Wrong Place at the Wrong Time
Ofer, whose brother was wounded in the attack, told Ynet his brother had been struck in the head by a meat cleaver and was undergoing surgery. He initially heard about the massacre after receiving a message that there had been a terror attack, and he rushed to the scene. He used to live in the neighborhood and his brother was still a resident there. “I didn’t think he would be there,” said Ofer, “but unfortunately he was apparently the first to be stabbed and shot.”
“We all love him,” Ofer told Ynet. “He is an outstanding person; he loves to help people and would never take a shekel from anyone.

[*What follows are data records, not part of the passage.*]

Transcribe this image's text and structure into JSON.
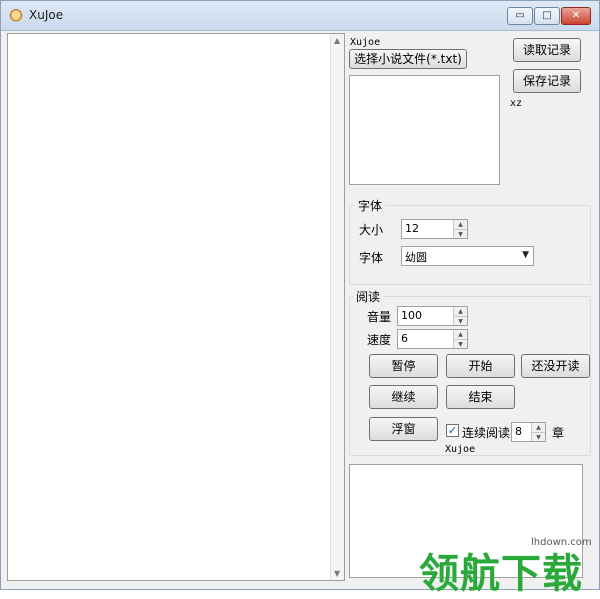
{
  "window": {
    "title": "XuJoe",
    "buttons": {
      "minimize": "▭",
      "maximize": "□",
      "close": "✕"
    }
  },
  "right": {
    "top_label": "Xujoe",
    "select_file_button": "选择小说文件(*.txt)",
    "read_record_button": "读取记录",
    "save_record_button": "保存记录",
    "xz_label": "xz"
  },
  "font_group": {
    "title": "字体",
    "size_label": "大小",
    "size_value": "12",
    "font_label": "字体",
    "font_value": "幼圆"
  },
  "read_group": {
    "title": "阅读",
    "volume_label": "音量",
    "volume_value": "100",
    "speed_label": "速度",
    "speed_value": "6",
    "pause_button": "暂停",
    "start_button": "开始",
    "unopened_button": "还没开读",
    "continue_button": "继续",
    "end_button": "结束",
    "float_button": "浮窗",
    "continuous_checkbox_label": "连续阅读",
    "continuous_checked": true,
    "chapter_count": "8",
    "chapter_unit": "章",
    "author_label": "Xujoe"
  },
  "watermark": {
    "site": "lhdown.com",
    "brand": "领航下载"
  },
  "colors": {
    "watermark_green": "#2aa83a",
    "close_red": "#c9452e"
  }
}
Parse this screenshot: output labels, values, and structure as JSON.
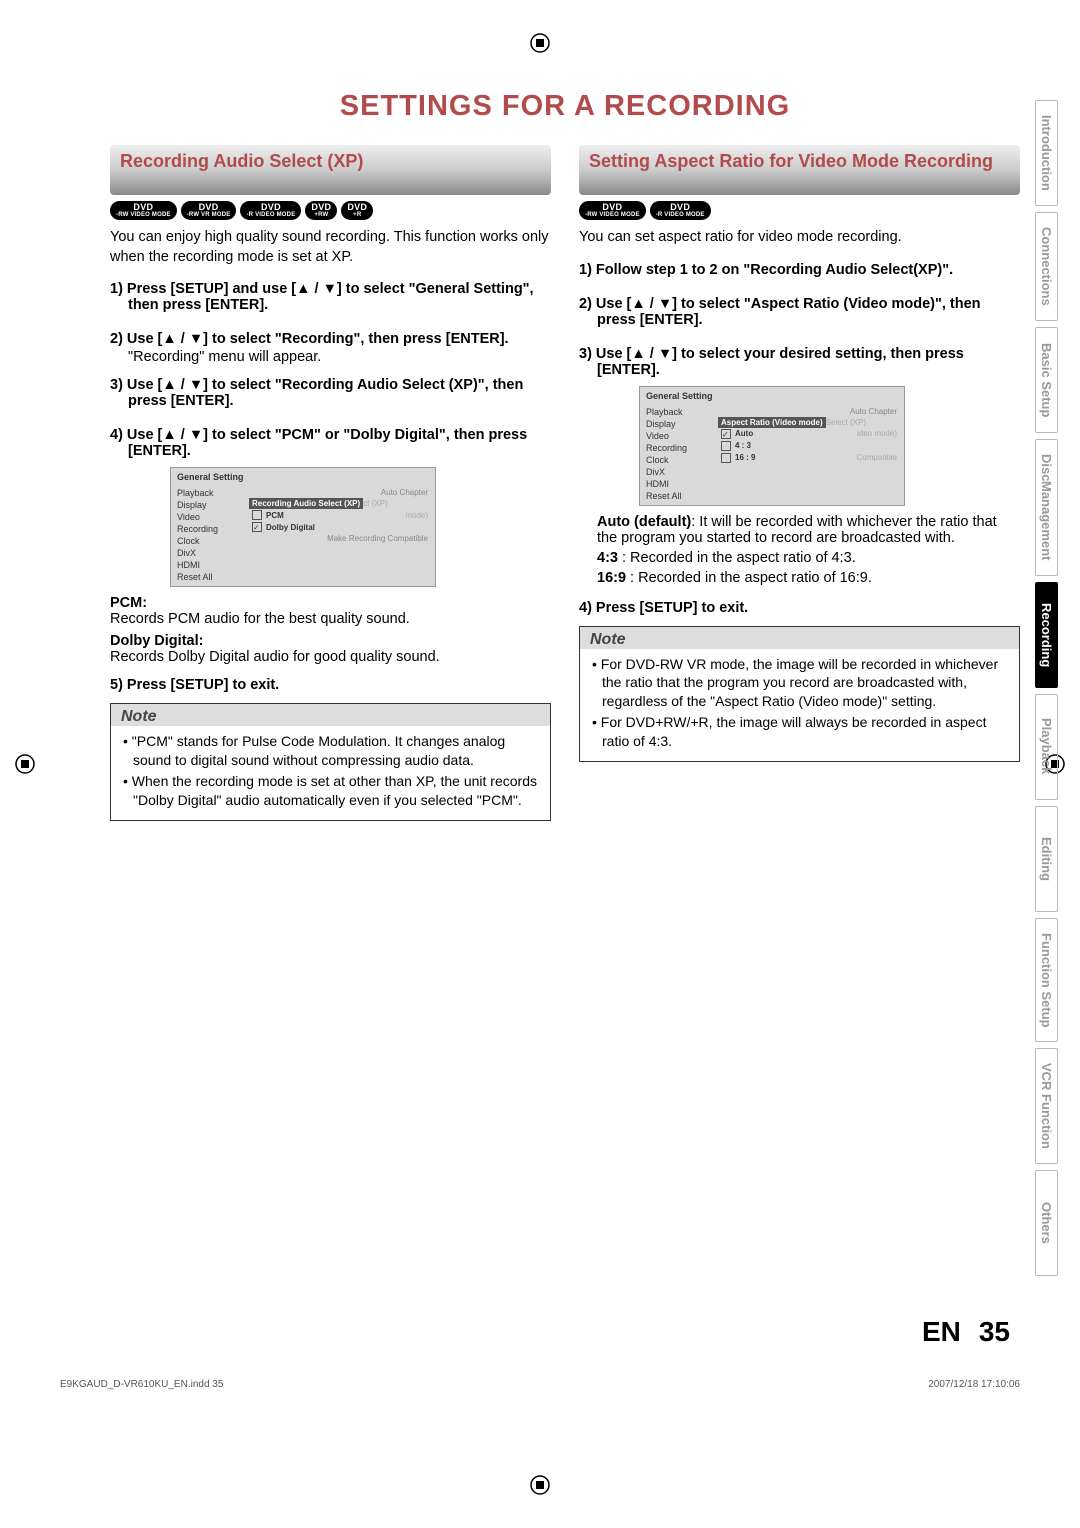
{
  "page_title": "SETTINGS FOR A RECORDING",
  "side_tabs": {
    "items": [
      {
        "label": "Introduction",
        "active": false
      },
      {
        "label": "Connections",
        "active": false
      },
      {
        "label": "Basic Setup",
        "active": false
      },
      {
        "label_line1": "Disc",
        "label_line2": "Management",
        "two_line": true,
        "active": false
      },
      {
        "label": "Recording",
        "active": true
      },
      {
        "label": "Playback",
        "active": false
      },
      {
        "label": "Editing",
        "active": false
      },
      {
        "label": "Function Setup",
        "active": false
      },
      {
        "label": "VCR Function",
        "active": false
      },
      {
        "label": "Others",
        "active": false
      }
    ]
  },
  "left": {
    "header": "Recording Audio Select (XP)",
    "badges": [
      {
        "top": "DVD",
        "bot": "-RW VIDEO MODE"
      },
      {
        "top": "DVD",
        "bot": "-RW VR MODE"
      },
      {
        "top": "DVD",
        "bot": "-R VIDEO MODE"
      },
      {
        "top": "DVD",
        "bot": "+RW"
      },
      {
        "top": "DVD",
        "bot": "+R"
      }
    ],
    "intro": "You can enjoy high quality sound recording. This function works only when the recording mode is set at XP.",
    "steps": {
      "s1": "1) Press [SETUP] and use [▲ / ▼] to select \"General Setting\", then press [ENTER].",
      "s2": "2) Use [▲ / ▼] to select \"Recording\", then press [ENTER].",
      "s2_sub": "\"Recording\" menu will appear.",
      "s3": "3) Use [▲ / ▼] to select \"Recording Audio Select (XP)\", then press [ENTER].",
      "s4": "4) Use [▲ / ▼] to select \"PCM\" or \"Dolby Digital\", then press [ENTER]."
    },
    "osd": {
      "title": "General Setting",
      "menu": [
        "Playback",
        "Display",
        "Video",
        "Recording",
        "Clock",
        "DivX",
        "HDMI",
        "Reset All"
      ],
      "highlight": "Recording Audio Select (XP)",
      "top_grey": "Auto Chapter",
      "right_hint1": "ct (XP)",
      "right_hint2": "mode)",
      "bottom_grey": "Make Recording Compatible",
      "opts": [
        {
          "label": "PCM",
          "checked": false
        },
        {
          "label": "Dolby Digital",
          "checked": true
        }
      ]
    },
    "defs": {
      "pcm_label": "PCM:",
      "pcm_text": "Records PCM audio for the best quality sound.",
      "dd_label": "Dolby Digital:",
      "dd_text": "Records Dolby Digital audio for good quality sound."
    },
    "step5": "5) Press [SETUP] to exit.",
    "note": {
      "title": "Note",
      "b1": "• \"PCM\" stands for Pulse Code Modulation. It changes analog sound to digital sound without compressing audio data.",
      "b2": "• When the recording mode is set at other than XP, the unit records \"Dolby Digital\" audio automatically even if you selected \"PCM\"."
    }
  },
  "right": {
    "header": "Setting Aspect Ratio for Video Mode Recording",
    "badges": [
      {
        "top": "DVD",
        "bot": "-RW VIDEO MODE"
      },
      {
        "top": "DVD",
        "bot": "-R VIDEO MODE"
      }
    ],
    "intro": "You can set aspect ratio for video mode recording.",
    "steps": {
      "s1": "1) Follow step 1 to 2 on \"Recording Audio Select(XP)\".",
      "s2": "2) Use [▲ / ▼] to select \"Aspect Ratio (Video mode)\", then press [ENTER].",
      "s3": "3) Use [▲ / ▼] to select your desired setting, then press [ENTER]."
    },
    "osd": {
      "title": "General Setting",
      "menu": [
        "Playback",
        "Display",
        "Video",
        "Recording",
        "Clock",
        "DivX",
        "HDMI",
        "Reset All"
      ],
      "top_grey": "Auto Chapter",
      "highlight": "Aspect Ratio (Video mode)",
      "right_hint1": "Select (XP)",
      "right_hint2": "ideo mode)",
      "bottom_grey": "Compatible",
      "opts": [
        {
          "label": "Auto",
          "checked": true
        },
        {
          "label": "4 : 3",
          "checked": false
        },
        {
          "label": "16 : 9",
          "checked": false
        }
      ]
    },
    "desc": {
      "auto_label": "Auto (default)",
      "auto_text": ": It will be recorded with whichever the ratio that the program you started to record are broadcasted with.",
      "r43_label": "4:3",
      "r43_text": " :    Recorded in the aspect ratio of 4:3.",
      "r169_label": "16:9",
      "r169_text": " :  Recorded in the aspect ratio of 16:9."
    },
    "step4": "4) Press [SETUP] to exit.",
    "note": {
      "title": "Note",
      "b1": "• For DVD-RW VR mode, the image will be recorded in whichever the ratio that the program you record are broadcasted with, regardless of the \"Aspect Ratio (Video mode)\" setting.",
      "b2": "• For DVD+RW/+R, the image will always be recorded in aspect ratio of 4:3."
    }
  },
  "page_number": {
    "lang": "EN",
    "num": "35"
  },
  "footer": {
    "left": "E9KGAUD_D-VR610KU_EN.indd   35",
    "right": "2007/12/18   17:10:06"
  }
}
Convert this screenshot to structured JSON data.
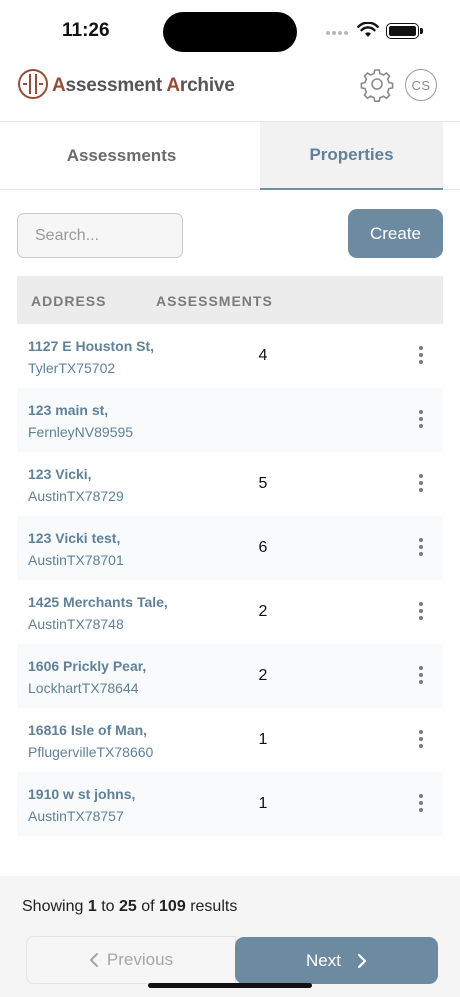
{
  "status_bar": {
    "time": "11:26"
  },
  "header": {
    "title_parts": [
      {
        "text": "A",
        "accent": true
      },
      {
        "text": "ssessment ",
        "accent": false
      },
      {
        "text": "A",
        "accent": true
      },
      {
        "text": "rchive",
        "accent": false
      }
    ],
    "avatar_initials": "CS",
    "settings_icon": "gear-icon",
    "logo_icon": "circle-logo-icon"
  },
  "tabs": [
    {
      "label": "Assessments",
      "active": false
    },
    {
      "label": "Properties",
      "active": true
    }
  ],
  "toolbar": {
    "search_placeholder": "Search...",
    "search_value": "",
    "create_label": "Create"
  },
  "table": {
    "columns": [
      "ADDRESS",
      "ASSESSMENTS"
    ],
    "rows": [
      {
        "street": "1127 E Houston St,",
        "city": "TylerTX75702",
        "count": "4"
      },
      {
        "street": "123 main st,",
        "city": "FernleyNV89595",
        "count": ""
      },
      {
        "street": "123 Vicki,",
        "city": "AustinTX78729",
        "count": "5"
      },
      {
        "street": "123 Vicki test,",
        "city": "AustinTX78701",
        "count": "6"
      },
      {
        "street": "1425 Merchants Tale,",
        "city": "AustinTX78748",
        "count": "2"
      },
      {
        "street": "1606 Prickly Pear,",
        "city": "LockhartTX78644",
        "count": "2"
      },
      {
        "street": "16816 Isle of Man,",
        "city": "PflugervilleTX78660",
        "count": "1"
      },
      {
        "street": "1910 w st johns,",
        "city": "AustinTX78757",
        "count": "1"
      }
    ]
  },
  "pagination": {
    "showing_label": "Showing",
    "from": "1",
    "to_label": "to",
    "to": "25",
    "of_label": "of",
    "total": "109",
    "results_label": "results",
    "previous_label": "Previous",
    "next_label": "Next"
  },
  "colors": {
    "accent_blue": "#6d8ba0",
    "link_blue": "#5f8299",
    "brand_red": "#9a4b38"
  }
}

We hope that my brother will come out of this and keep on teaching and being a righteous family man. My brother was in the wrong place at the wrong time.”
Bravery Under Fire
Superintendent A., who serves as a Forensic Laboratory Specialist in the Division of Identification and Forensic Science (DIFS), was the police officer who eliminated the two terrorists.
“It began as a regular morning for me,” he said. “I was sitting in my car when I heard the report from dispatch. We drove as fast as we could. It was absolutely clear to me that this was an unusual event.”
“When I arrived at the scene I saw two policemen at the entrance to the Yeshiva and continued to hear shooting. It was clear to me that if I stay outside people will be murdered inside,” he explained. “The policeman standing near me was shot and wounded and I understood I was in the line of fire. I saw two Arabs; one was holding a gun and a butcher’s knife, and the other one was holding a knife drenched in blood. I understood it was me or them, and I shot them both.”
Superintendent A. entered the building to continue his search for more terrorists. “One look inside and I saw lots and lots of blood. Ultra-Orthodox Jews lying on the ground. Massacre. And basically this is when my role in the incident ended.”
Reminiscent of Scenes from the Holocaust
Aryeh Shavit, one of the first emergency medical responders to arrive at the scene, said that “two terrorists entered a synagogue and slaughtered the worshipers as they were praying, donning their prayer shawls and phylacteries. We provide initial medical treatment to the wounded with various degrees of injuries; unfortunately, several of them were severely wounded. A quick response by Israel’s police neutralized the terrorists. It was a combined knife and handgun attack.”
One of the worshipers present during the attack described how the terrorists “continued to try and harm anyone who was in their way or who tried to escape.”
Another eyewitness commented that the scene of the terror attack with bloodied bodies of Jews wearing tallitot and tefillin (prayer shawls and phylacteries) was reminiscent of scenes from the Holocaust.